Sunday, 23 July 2017

This weekend video actually started as a story published in the Nova Scotia Advocate, written by a mother who wanted to tell how being on welfare affected her and her children, the stigma she faced, and how it can happen to anyone.

Caring for a child is work, but society doesn’t seem to see it that way. “Single parents on welfare are often portrayed as lazy or ‘getting a free ride’; as though their children effortlessly raise themselves,” writes new contributor Lenore Hemming. “It’s interesting that our society only views child care as valuable if it is someone else’s child.”

Today is frequent contributor Kendall Worth’ birthday, which leads him to reflect on birthday celebrations of poor people. He asked, and this is what he heard. “Kendall as much as we would love to celebrate our birthdays the same way ordinary people do, we can’t. Life is just not normal for us because of our income level we live on.”

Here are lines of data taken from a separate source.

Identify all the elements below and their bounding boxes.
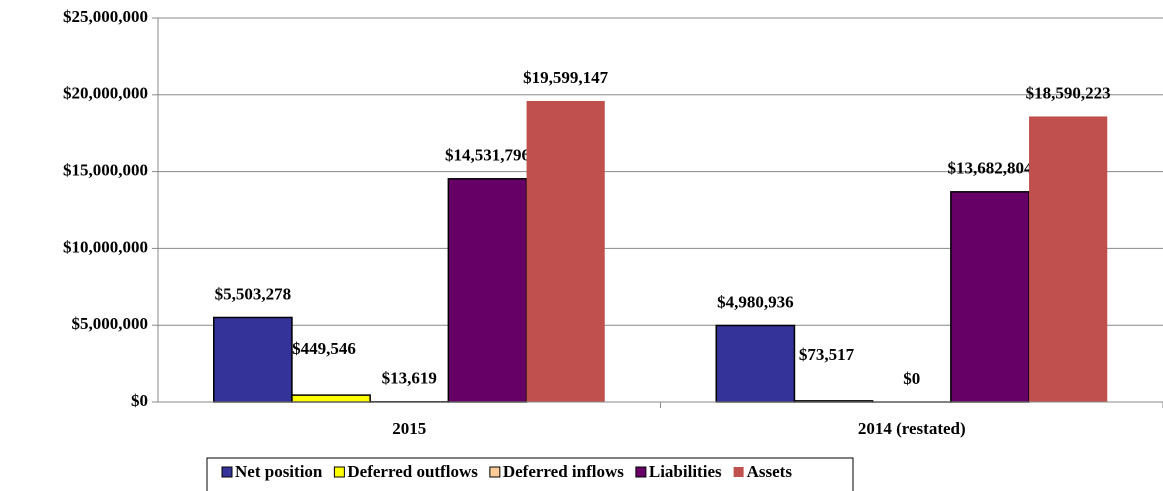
x-tick-label: 2015	[392, 419, 426, 438]
data-label: $13,682,804	[947, 159, 1033, 178]
legend-label: Deferred outflows	[347, 462, 478, 481]
bar	[1029, 116, 1108, 403]
y-tick-label: $15,000,000	[63, 161, 148, 180]
legend-swatch	[221, 466, 233, 478]
legend-swatch	[333, 466, 345, 478]
bar	[213, 316, 293, 403]
data-label: $13,619	[382, 369, 437, 388]
legend-box	[206, 457, 854, 491]
bar	[526, 100, 605, 403]
y-tick-label: $10,000,000	[63, 237, 148, 256]
data-label: $5,503,278	[215, 284, 292, 303]
bar	[950, 191, 1030, 403]
legend-swatch	[489, 466, 501, 478]
bar	[447, 178, 528, 403]
legend-swatch	[733, 467, 744, 477]
legend-label: Assets	[747, 462, 793, 481]
data-label: $14,531,796	[445, 146, 530, 165]
legend-label: Liabilities	[649, 462, 722, 481]
data-label: $0	[903, 369, 920, 388]
legend-label: Deferred inflows	[503, 462, 624, 481]
legend-label: Net position	[235, 462, 323, 481]
data-label: $18,590,223	[1026, 83, 1111, 102]
data-label: $19,599,147	[523, 68, 609, 87]
y-tick-label: $25,000,000	[63, 7, 148, 26]
bar	[715, 324, 796, 403]
data-label: $449,546	[292, 339, 356, 358]
y-tick-label: $20,000,000	[63, 84, 148, 103]
legend-swatch	[635, 466, 647, 478]
data-label: $4,980,936	[717, 292, 794, 311]
y-tick-label: $5,000,000	[72, 314, 149, 333]
x-tick-label: 2014 (restated)	[858, 419, 966, 438]
y-tick-label: $0	[131, 391, 148, 410]
data-label: $73,517	[799, 345, 855, 364]
bar	[291, 394, 371, 403]
legend: Net position Deferred outflows Deferred in…	[206, 457, 854, 491]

Earlier Kendall Worth wrote about how even a short hospitalization and surgery can throw a poor person’s live into a stressful chaos. Who’s going to drive you home if you have nobody? How are you going to get to the Food Bank if you need to stay in bed for weeks? How are you going to keep your apartment clean and tidy? And what about the social isolation? Well, turns out that in this case at least lots of people are willing to step up to the plate.

Basic Income, it sounds good, but does an Ontario pilot project deliver? And what are its implications for Nova Scotia poverty activists? The notion of Basic Income raises fair and urgent questions, and poverty activists in Nova Scotia need to decide where to focus their energies in terms of a political agenda. Expect much more NS Advocate coverage of Basic Income in the coming months.

In this final part of our series on on the social determinants of health Alex Kronstein argues that a strong social safety net promotes health, but Canada, like so many other countries, has fallen victim to a neoliberal approach that’s all about “the financialization of everything.” Nonetheless, various Nova Scotia organizations continue to address the social determinants of health.

Now that the North End Community Health Centre has moved to new quarters on Gottingen Street, the Johanna B Oosterveld Centre, often referred to as the JBO, is lost to the community. Many local groups used that space for meetings, press conferences, panels and other activities. Nancy Hunter. who used to teach a yoga class there, believes it’s part of a trend and wonders what we can do to stop it.